GNU Make and siblings use a single namespace
GNU Make is useful for automating workflows. However, it is not useful for automating workflows that are deeply nested and rapidly changing. Since all the targets are defined in the same namespace (the same output directory, concretely), they have to be uniquely named, and this has to be done manually. As far as I understand, the same goes for popular tools like Luigi, snakemake, and doit (but please correct me if I am wrong).
I still use GNU Make though, mainly because it is so clear and direct, easy to get started with, and because it runs really fast.
WDL creates separate namespaces
In contrast, the workflow languages CWL and WDL (and please let me know about others) define a new namespace for each task, so that the separate tasks become more like functions. To illustrate, in Python I write
def f(x, y):
return x + y
a = load_data()
b = load_data()
c = f(a, b)
When f
is called here, the arguments are assigned the (temporary) names x
and y
and inside the function body that is all we need. The function f
will never know that a
and b
were loaded from the same function. In a similar way, a WDL task is like a function that also abstracts away input file names, something like this:
task load_data {
command { echo foo > bar}
output { File out = "bar" }
}
task f {
File x
File y
command { cat ${x} ${y} > temp }
output { File z = "temp" }
}
workflow w {
call load_data as a
call load_data as b
call f { input: x=a.out, y=b.out }
}
The important point here is that the WDL workflow is executed using a temporary working directory for each task call and substituting the file name placeholders x
and y
for whatever temporary file names seem suitable. The task load_data
concretely created a file output called bar
, but this will never be known to the task f
.
WDL can also do a lot of other cool things that I have not mentioned here. I suggest you check it out.

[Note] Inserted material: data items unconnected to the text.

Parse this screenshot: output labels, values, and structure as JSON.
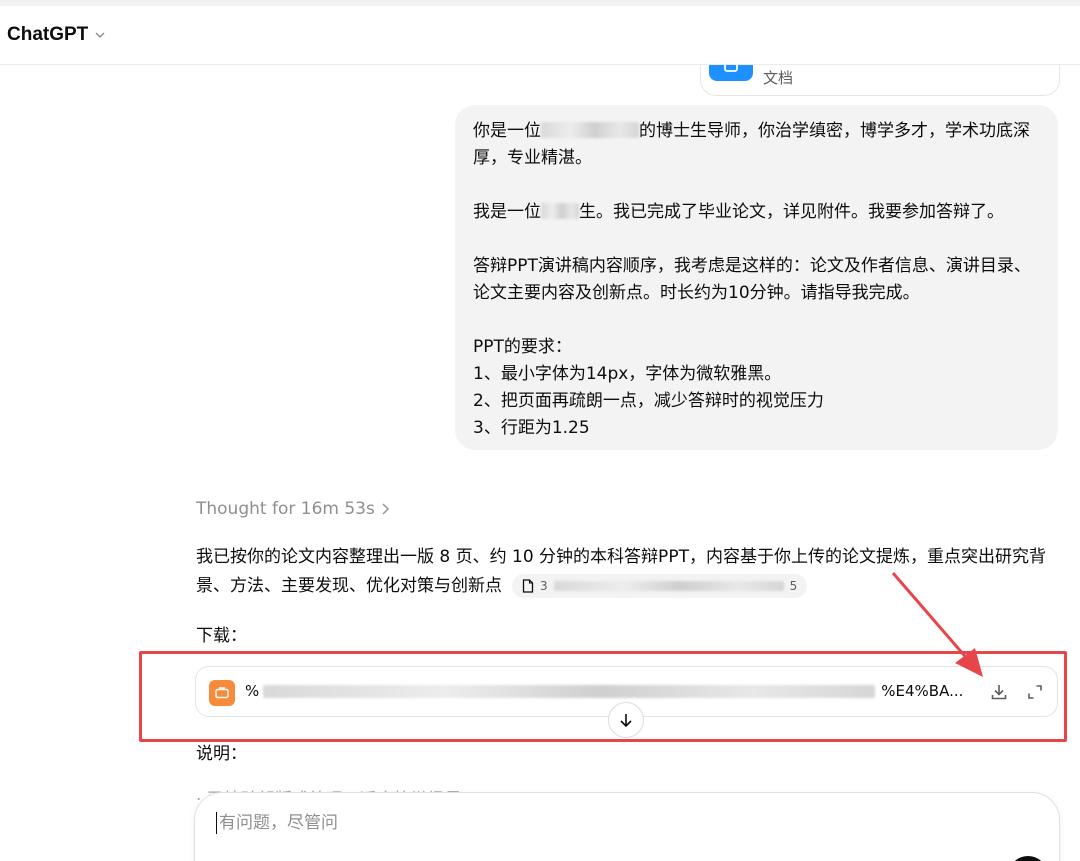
{
  "header": {
    "title": "ChatGPT"
  },
  "attached_file": {
    "type_label": "文档"
  },
  "user_message": {
    "paragraphs": [
      "你是一位",
      "的博士生导师，你治学缜密，博学多才，学术功底深厚，专业精湛。",
      "我是一位",
      "生。我已完成了毕业论文，详见附件。我要参加答辩了。",
      "答辩PPT演讲稿内容顺序，我考虑是这样的：论文及作者信息、演讲目录、论文主要内容及创新点。时长约为10分钟。请指导我完成。",
      "PPT的要求：",
      "1、最小字体为14px，字体为微软雅黑。",
      "2、把页面再疏朗一点，减少答辩时的视觉压力",
      "3、行距为1.25"
    ]
  },
  "assistant": {
    "thought_label": "Thought for 16m 53s",
    "reply_text": "我已按你的论文内容整理出一版 8 页、约 10 分钟的本科答辩PPT，内容基于你上传的论文提炼，重点突出研究背景、方法、主要发现、优化对策与创新点",
    "citation_prefix": "3",
    "citation_suffix": "5",
    "download_label": "下载：",
    "attachment": {
      "name_prefix": "%",
      "name_suffix": "%E4%BA..."
    },
    "explain_label": "说明：",
    "faded_line": "· 已按疏朗版式处理，适合答辩场景"
  },
  "composer": {
    "placeholder": "有问题，尽管问"
  },
  "icons": {
    "model_switcher": "chevron-down-icon",
    "file": "document-icon",
    "citation": "file-icon",
    "attachment": "slides-icon",
    "download": "download-icon",
    "expand": "expand-icon",
    "scroll": "arrow-down-icon",
    "send": "send-icon"
  },
  "colors": {
    "annotation_red": "#e8454a",
    "doc_blue": "#1e90ff",
    "slides_orange": "#f68b3b",
    "bubble_gray": "#f3f3f3"
  }
}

(CWL is in principle also a cool project, but in practice I find its YAML-based syntax to be clunky and hard to read. By comparison, WDL is exquisitely readable and writeable considering how much power the language has.)
Why I'm not using WDL
Almost only for one reason: It is slow. WDL is designed to run big bioinformatics pipelines on clusters, and therefore the execution engine Cromwell has not been optimized to run small laptop-scale workflows fast. Executing the workflow above with the latest Cromwell engine takes about 30 seconds on my laptop. By comparison, I timed the Makefile execution to 6 milliseconds ;)
Final words
If you read through all these ramblings I hope you found it interesting. I wrote it mostly to clarify my own thinking. If you had the patience to read and you found it interesting, then probably I would find it interesting to talk to you about file names, or whatever. Pop me an email on workflows [at] rasmuseinarsson.se.
If there was a lightweight execution engine for local laptop-scale jobs I would definitely use WDL, because I think they have done many things right (not just the file naming business). I have been close enough to try to build a simple execution engine myself.

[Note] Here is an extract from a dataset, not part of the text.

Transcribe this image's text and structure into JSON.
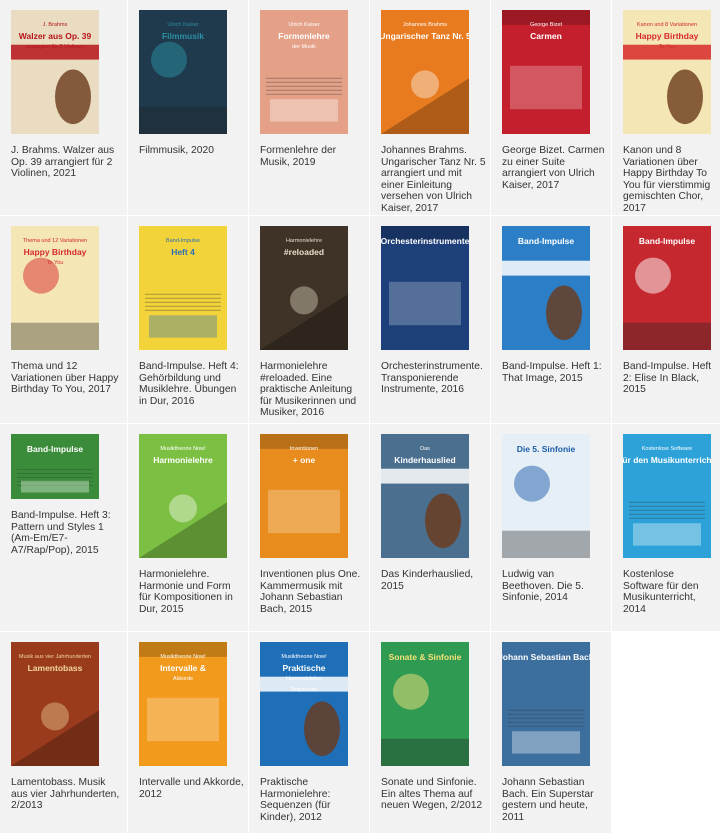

Sometimes I also put a day or two into hacking on another tool with a friend (we'll let you know if it gets anywhere near useful).

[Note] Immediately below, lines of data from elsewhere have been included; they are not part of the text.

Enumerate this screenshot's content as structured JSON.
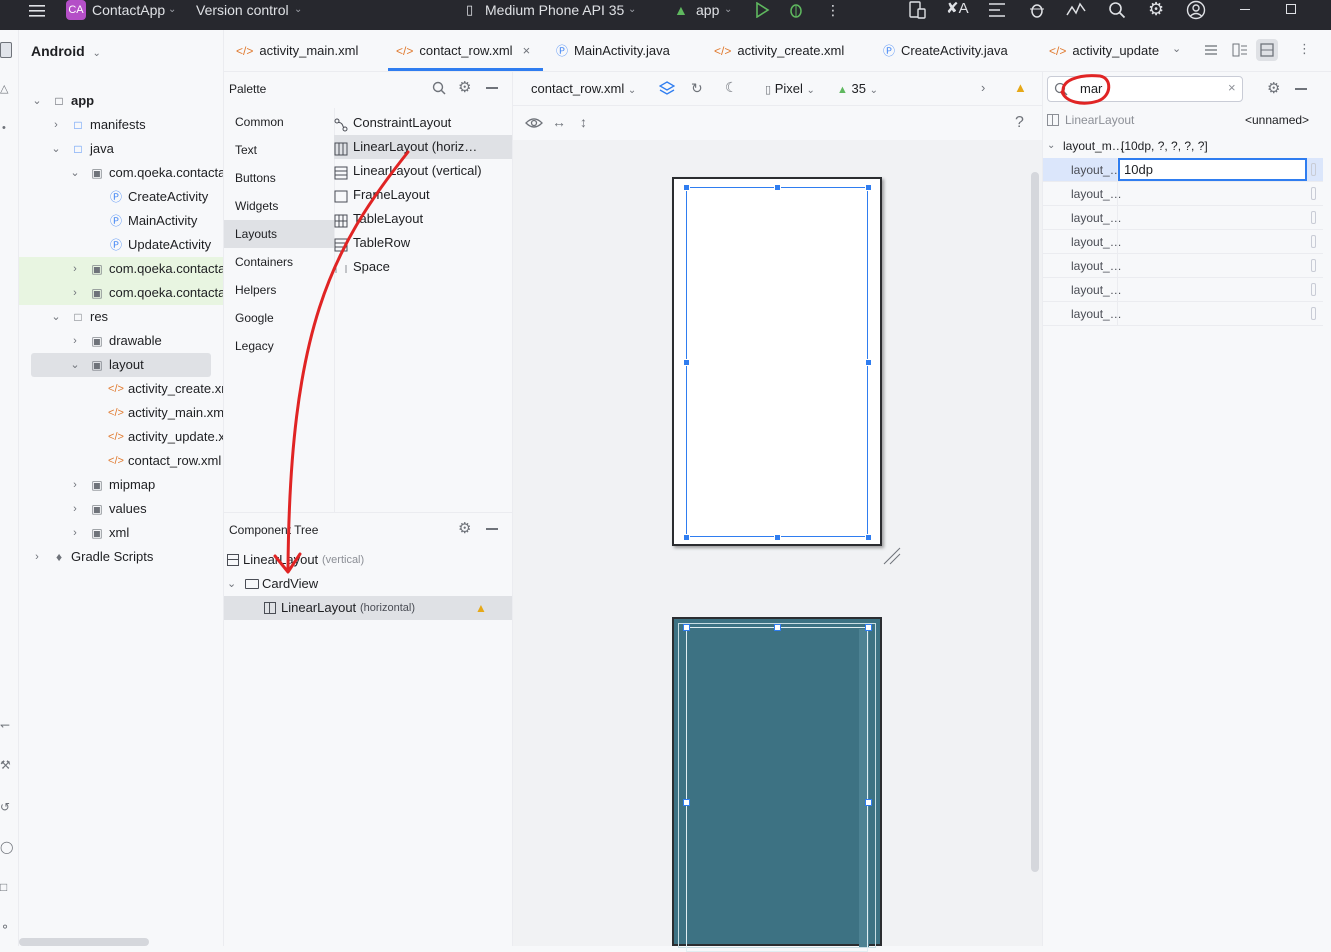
{
  "titlebar": {
    "app_badge": "CA",
    "project_name": "ContactApp",
    "vcs": "Version control",
    "device": "Medium Phone API 35",
    "run_config": "app"
  },
  "project_panel": {
    "view_mode": "Android",
    "items": [
      {
        "label": "app",
        "icon": "module"
      },
      {
        "label": "manifests",
        "icon": "folder"
      },
      {
        "label": "java",
        "icon": "folder"
      },
      {
        "label": "com.qoeka.contacta",
        "icon": "package"
      },
      {
        "label": "CreateActivity",
        "icon": "class"
      },
      {
        "label": "MainActivity",
        "icon": "class"
      },
      {
        "label": "UpdateActivity",
        "icon": "class"
      },
      {
        "label": "com.qoeka.contacta",
        "icon": "package"
      },
      {
        "label": "com.qoeka.contacta",
        "icon": "package"
      },
      {
        "label": "res",
        "icon": "res-folder"
      },
      {
        "label": "drawable",
        "icon": "package"
      },
      {
        "label": "layout",
        "icon": "package"
      },
      {
        "label": "activity_create.xm",
        "icon": "xml"
      },
      {
        "label": "activity_main.xm",
        "icon": "xml"
      },
      {
        "label": "activity_update.x",
        "icon": "xml"
      },
      {
        "label": "contact_row.xml",
        "icon": "xml"
      },
      {
        "label": "mipmap",
        "icon": "package"
      },
      {
        "label": "values",
        "icon": "package"
      },
      {
        "label": "xml",
        "icon": "package"
      },
      {
        "label": "Gradle Scripts",
        "icon": "gradle"
      }
    ]
  },
  "tabs": [
    {
      "label": "activity_main.xml",
      "type": "xml"
    },
    {
      "label": "contact_row.xml",
      "type": "xml",
      "active": true
    },
    {
      "label": "MainActivity.java",
      "type": "java"
    },
    {
      "label": "activity_create.xml",
      "type": "xml"
    },
    {
      "label": "CreateActivity.java",
      "type": "java"
    },
    {
      "label": "activity_update",
      "type": "xml"
    }
  ],
  "palette": {
    "title": "Palette",
    "categories": [
      "Common",
      "Text",
      "Buttons",
      "Widgets",
      "Layouts",
      "Containers",
      "Helpers",
      "Google",
      "Legacy"
    ],
    "selected_category": "Layouts",
    "items": [
      {
        "label": "ConstraintLayout",
        "icon": "constraint-icon"
      },
      {
        "label": "LinearLayout (horiz…",
        "icon": "linear-horizontal-icon"
      },
      {
        "label": "LinearLayout (vertical)",
        "icon": "linear-vertical-icon"
      },
      {
        "label": "FrameLayout",
        "icon": "frame-icon"
      },
      {
        "label": "TableLayout",
        "icon": "table-icon"
      },
      {
        "label": "TableRow",
        "icon": "tablerow-icon"
      },
      {
        "label": "Space",
        "icon": "space-icon"
      }
    ]
  },
  "component_tree": {
    "title": "Component Tree",
    "nodes": [
      {
        "label": "LinearLayout",
        "hint": "(vertical)"
      },
      {
        "label": "CardView",
        "hint": ""
      },
      {
        "label": "LinearLayout",
        "hint": "(horizontal)"
      }
    ]
  },
  "design_toolbar": {
    "file": "contact_row.xml",
    "device": "Pixel",
    "api": "35",
    "help": "?"
  },
  "attributes": {
    "search_value": "mar",
    "component": "LinearLayout",
    "component_id": "<unnamed>",
    "group_label": "layout_m…",
    "group_value": "[10dp, ?, ?, ?, ?]",
    "rows": [
      {
        "label": "layout_…",
        "value": "10dp"
      },
      {
        "label": "layout_…",
        "value": ""
      },
      {
        "label": "layout_…",
        "value": ""
      },
      {
        "label": "layout_…",
        "value": ""
      },
      {
        "label": "layout_…",
        "value": ""
      },
      {
        "label": "layout_…",
        "value": ""
      },
      {
        "label": "layout_…",
        "value": ""
      }
    ]
  },
  "colors": {
    "accent": "#2f7df0",
    "annotation": "#e02424",
    "blueprint": "#3d7283",
    "titlebar": "#27282e"
  }
}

Now I spent way too much complaining about all this. I have to get back to renaming file outputs.
“Here is Edward Bear, coming downstairs now, bump, bump, bump, on the back of his head, behind Christopher Robin. It is, as far as he knows, the only way of coming downstairs, but sometimes he feels that there really is another way, if only he could stop bumping for a moment and think of it. And then he feels that perhaps there isn't.”